We keep losing good people from this profession, we lost John Cleese! Let's give creative people the time to be creative and therefore the time to help their students be creative too.

Bruce Hammonds said...

Greetings Jane. Thanks for taking the time to make a comment. Really appreciated.

Enjoy your time of reflection away from the 'pressure' of the classroom. I don't mean the natural pressure working to help your students make sense of their world and, in the process, developing their talents and curiosity, but pressure placed on schools by, what Cleese calls, 'the specific metrics of accountability'. Scroll back on my blogs and read my blog on 'accountabalism' - same idea.

And you are right , students do need to do less better - to do fewer things in depth. Too much skimming the surface of things ( not helped by students relying on information too easily downloaded off the net).

Creativity needs space from this obsession of narrow accountability and superficial learning. Compliance and creativity do not go hand in hand - it is one or the other.

I guess you belong to Edutopia ( where I found the Cleese article)? Perhaps, if you have time, the book 'The Triumph of the Airheads' might be worth a read. Haven't read it myself (yet) but have just listened to an interview with the author on National Radio.

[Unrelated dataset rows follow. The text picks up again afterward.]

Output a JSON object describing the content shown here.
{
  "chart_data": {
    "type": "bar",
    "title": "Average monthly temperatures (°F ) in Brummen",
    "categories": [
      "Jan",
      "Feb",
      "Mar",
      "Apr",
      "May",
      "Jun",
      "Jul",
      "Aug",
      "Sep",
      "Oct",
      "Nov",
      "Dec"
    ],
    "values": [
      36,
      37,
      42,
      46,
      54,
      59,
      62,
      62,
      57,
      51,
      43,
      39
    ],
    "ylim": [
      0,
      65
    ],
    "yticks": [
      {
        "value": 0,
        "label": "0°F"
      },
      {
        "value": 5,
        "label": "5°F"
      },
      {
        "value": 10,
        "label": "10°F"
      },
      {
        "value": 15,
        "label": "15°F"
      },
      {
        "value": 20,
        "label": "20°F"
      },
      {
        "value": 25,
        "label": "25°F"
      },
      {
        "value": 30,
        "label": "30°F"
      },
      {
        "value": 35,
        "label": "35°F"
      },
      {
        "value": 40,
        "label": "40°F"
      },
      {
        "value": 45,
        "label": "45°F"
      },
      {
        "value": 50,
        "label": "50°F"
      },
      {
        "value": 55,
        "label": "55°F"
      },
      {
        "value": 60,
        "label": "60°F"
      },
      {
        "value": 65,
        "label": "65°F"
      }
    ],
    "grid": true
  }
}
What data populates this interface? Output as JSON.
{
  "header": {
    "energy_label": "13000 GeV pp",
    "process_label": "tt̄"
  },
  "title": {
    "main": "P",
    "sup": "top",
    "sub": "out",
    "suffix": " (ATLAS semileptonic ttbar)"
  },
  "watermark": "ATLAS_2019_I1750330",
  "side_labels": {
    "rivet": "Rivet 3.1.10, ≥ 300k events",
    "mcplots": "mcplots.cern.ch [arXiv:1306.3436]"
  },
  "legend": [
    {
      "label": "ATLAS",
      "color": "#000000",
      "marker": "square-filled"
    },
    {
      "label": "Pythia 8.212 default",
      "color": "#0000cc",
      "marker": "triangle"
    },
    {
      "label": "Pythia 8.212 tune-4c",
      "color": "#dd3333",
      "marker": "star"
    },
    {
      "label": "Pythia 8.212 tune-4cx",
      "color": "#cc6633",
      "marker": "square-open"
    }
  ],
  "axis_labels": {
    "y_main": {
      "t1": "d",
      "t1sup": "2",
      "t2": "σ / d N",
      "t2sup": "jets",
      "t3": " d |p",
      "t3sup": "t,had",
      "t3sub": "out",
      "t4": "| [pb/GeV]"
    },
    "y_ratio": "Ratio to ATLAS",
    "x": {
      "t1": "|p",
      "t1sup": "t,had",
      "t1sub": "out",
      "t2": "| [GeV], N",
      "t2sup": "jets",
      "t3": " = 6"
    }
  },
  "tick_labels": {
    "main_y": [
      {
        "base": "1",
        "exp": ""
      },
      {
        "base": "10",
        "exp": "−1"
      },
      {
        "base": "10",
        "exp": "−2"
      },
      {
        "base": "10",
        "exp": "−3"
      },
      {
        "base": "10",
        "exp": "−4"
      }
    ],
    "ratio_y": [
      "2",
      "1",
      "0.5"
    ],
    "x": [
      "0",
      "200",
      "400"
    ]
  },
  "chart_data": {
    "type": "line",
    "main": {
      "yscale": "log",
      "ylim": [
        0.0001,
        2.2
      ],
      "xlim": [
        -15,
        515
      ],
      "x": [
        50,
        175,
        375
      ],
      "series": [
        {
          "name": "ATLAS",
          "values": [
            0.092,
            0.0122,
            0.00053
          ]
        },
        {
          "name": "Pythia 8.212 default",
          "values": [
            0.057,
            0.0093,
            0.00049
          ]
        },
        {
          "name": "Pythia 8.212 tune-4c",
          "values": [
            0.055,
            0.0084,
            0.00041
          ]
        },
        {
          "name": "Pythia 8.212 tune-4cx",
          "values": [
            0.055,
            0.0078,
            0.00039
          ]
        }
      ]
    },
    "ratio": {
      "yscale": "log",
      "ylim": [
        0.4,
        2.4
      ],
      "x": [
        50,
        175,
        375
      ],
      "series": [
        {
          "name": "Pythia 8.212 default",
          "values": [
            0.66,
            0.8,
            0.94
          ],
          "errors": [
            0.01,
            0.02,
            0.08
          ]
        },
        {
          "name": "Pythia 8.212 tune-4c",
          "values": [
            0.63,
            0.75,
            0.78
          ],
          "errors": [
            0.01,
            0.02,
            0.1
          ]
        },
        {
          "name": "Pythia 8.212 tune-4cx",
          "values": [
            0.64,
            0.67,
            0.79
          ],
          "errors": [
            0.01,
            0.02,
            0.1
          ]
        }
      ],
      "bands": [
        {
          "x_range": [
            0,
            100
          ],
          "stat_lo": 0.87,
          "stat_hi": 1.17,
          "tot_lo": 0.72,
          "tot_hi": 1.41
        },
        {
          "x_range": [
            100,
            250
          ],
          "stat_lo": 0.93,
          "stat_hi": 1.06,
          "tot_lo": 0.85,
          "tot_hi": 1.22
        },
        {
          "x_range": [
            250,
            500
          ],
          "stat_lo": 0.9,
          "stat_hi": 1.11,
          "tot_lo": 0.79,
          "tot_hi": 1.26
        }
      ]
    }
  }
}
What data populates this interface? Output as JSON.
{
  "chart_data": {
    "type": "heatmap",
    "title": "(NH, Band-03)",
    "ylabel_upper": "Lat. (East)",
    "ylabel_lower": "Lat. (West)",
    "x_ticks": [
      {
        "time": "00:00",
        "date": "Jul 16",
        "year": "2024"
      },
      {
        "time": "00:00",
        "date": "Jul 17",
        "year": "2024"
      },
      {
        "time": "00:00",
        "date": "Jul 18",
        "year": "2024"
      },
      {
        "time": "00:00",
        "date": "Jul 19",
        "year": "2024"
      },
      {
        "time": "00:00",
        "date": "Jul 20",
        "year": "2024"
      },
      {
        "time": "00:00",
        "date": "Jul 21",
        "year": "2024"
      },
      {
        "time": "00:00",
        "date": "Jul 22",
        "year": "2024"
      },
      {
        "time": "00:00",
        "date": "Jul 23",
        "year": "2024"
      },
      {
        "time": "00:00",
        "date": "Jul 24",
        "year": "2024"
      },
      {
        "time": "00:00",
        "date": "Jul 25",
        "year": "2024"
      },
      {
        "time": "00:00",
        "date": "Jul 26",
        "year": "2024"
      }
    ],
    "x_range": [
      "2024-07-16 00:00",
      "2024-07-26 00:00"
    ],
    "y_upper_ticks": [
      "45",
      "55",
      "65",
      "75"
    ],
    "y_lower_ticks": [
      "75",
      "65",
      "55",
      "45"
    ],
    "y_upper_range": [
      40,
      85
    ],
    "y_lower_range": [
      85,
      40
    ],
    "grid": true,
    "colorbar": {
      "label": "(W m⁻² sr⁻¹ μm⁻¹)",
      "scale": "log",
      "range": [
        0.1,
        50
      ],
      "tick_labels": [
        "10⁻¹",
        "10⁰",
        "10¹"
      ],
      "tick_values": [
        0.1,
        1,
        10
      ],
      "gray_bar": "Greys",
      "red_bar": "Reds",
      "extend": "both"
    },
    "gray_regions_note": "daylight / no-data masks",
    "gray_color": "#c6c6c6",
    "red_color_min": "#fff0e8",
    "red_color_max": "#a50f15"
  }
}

This is what you can do when you have time!

Anonymous said...

Always thought education was run by hare brains!

Bruce Hammonds said...

I think you are right Jane. Rather than trying to develop fail-safe , or 'teacher proof' solutions, those who determine the direction of education should focus on finding, and sharing, the ideas of creative teachers. And then to think hard about the conditions required to encourage such teachers. Creative teachers are still around - just waiting for the right time to be fully appreciated.